Mahkemede tanık olarak dinlenen Engin Efe ise, “Ben Malatya'da galericilik yaparım, sanıkları tanımam. Mehmet Çınar’ı belediye başkanı olması nedeni ile tanırım. Veysel Ser av arkadaşımdır, bu olaylardan yaklaşık 6 ay kadar önce görüştük. Veysel Ser bana göçmen kaçakçılığı ile ilgili olarak olanları anlattı, ‘Bana şahitlik yapar mısın’ dedi. Nusret Aslan isimli bir şahıstan bahsetti, paralar ile alakalı olarak para karşılığında insanların yurt dışına çıkartıldığını söyledi. Bu işin arkasında PKK’nın Bingöl sorumlusu olduğunu söyleyince ben terör örgütüne karşı sinkaflı küfürler kullandım.

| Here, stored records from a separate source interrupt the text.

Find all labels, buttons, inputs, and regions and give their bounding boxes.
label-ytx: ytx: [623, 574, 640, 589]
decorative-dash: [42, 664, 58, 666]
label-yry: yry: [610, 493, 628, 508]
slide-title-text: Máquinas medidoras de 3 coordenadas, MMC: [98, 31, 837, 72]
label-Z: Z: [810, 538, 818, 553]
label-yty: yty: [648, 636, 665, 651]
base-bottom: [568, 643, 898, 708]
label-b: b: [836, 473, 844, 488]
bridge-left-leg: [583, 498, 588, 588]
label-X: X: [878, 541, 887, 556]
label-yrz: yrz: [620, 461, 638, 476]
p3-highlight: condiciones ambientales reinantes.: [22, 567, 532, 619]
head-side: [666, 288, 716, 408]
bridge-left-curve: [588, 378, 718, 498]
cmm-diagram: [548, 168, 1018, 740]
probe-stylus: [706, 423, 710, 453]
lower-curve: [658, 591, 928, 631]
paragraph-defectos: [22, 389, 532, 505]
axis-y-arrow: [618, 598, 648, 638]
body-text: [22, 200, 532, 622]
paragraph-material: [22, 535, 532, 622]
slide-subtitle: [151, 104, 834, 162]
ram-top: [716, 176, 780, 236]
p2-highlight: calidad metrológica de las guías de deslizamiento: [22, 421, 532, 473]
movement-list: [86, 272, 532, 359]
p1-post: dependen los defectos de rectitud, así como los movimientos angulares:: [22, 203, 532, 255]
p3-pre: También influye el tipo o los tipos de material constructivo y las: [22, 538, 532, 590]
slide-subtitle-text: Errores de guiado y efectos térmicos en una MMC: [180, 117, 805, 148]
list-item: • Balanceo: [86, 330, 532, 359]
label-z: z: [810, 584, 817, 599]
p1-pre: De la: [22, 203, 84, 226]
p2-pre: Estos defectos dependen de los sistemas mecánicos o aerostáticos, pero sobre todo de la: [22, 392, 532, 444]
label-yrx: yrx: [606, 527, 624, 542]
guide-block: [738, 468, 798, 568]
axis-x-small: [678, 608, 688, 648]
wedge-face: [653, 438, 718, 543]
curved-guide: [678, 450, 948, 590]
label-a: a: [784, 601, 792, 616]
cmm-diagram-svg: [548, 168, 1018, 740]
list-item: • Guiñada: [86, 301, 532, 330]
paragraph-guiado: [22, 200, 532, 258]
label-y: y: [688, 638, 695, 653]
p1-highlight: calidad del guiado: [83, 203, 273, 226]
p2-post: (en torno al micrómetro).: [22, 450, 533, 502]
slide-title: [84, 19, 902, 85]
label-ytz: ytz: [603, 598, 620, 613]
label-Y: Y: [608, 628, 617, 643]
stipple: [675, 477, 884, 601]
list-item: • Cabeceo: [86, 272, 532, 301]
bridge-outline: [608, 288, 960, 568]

Veysel, Mehmet Çınar ile görüşme talep etti, birlikte Mehmet Çınar’ın yanına gittik. Bekir Karakuş’un ismini orada duydum. Veysel Ser Belediye başkanına, ‘faaliyetten bir bilgin var mı’ dedi. Başkan bey de, ‘Böyle bir şeyin olacağını tahmin etmiyorum’ dedi. Para mevzusunu açtığında önce bunu kabul etmedi ve panikledi, sonra ‘Farz et ki Almanya daki akrabalarım bana para göndermiş olamaz mı’ dedi. 10 bin Euro’dan fazla paranın yasal yollarla Türkiye ye getirilemeyeceğinden bahsetti, daha sonra Bekir in İstanbul da olduğunu, dönünce bir toplantı ayarlayacağını söyledi. Ben başkan beyin tavırlarından bu olaydan haberdar olduğunu sezdim. Ayrıca Veysel Ser, başkan beye, ‘Alakan yok ise Cumhur ittifakı zedelenmesin, Cumhuriyet Başsavcılığına suç duyurusunda bulun’ diye söyledi. 2 hafta geçtikten sonra Veyse Ser dükkanımda iken Mehmet Çınar aradı, normal muhabbet ettikten sonra Veysel bu olayı sordu, başkan da, ‘Bu işlere çok burnunu sokma’ dedi. Ben bu kadarını duydum, başka bir bilgim bulunmamaktadır” ifadelerini ileri sürdü.
Mahkeme Hakimi, suç tarihlerinde gri pasaport ile ülkeden çıktıkları tespit edilen şahısların hangi plakalı otobüs ile sınır kapısından çıktıklarının tespit edilmesi için Göçmen Kaçakçılığı ile Mücadele ve Hudutlar Kapısı Şube Müdürlüğüne müzekkere yazılarak, sürçünün kimlik bilgilerinin mahkemeye gönderilmesi kararını aldı.
Duruşma 15 Ekim 2024 tarihine ertelendi.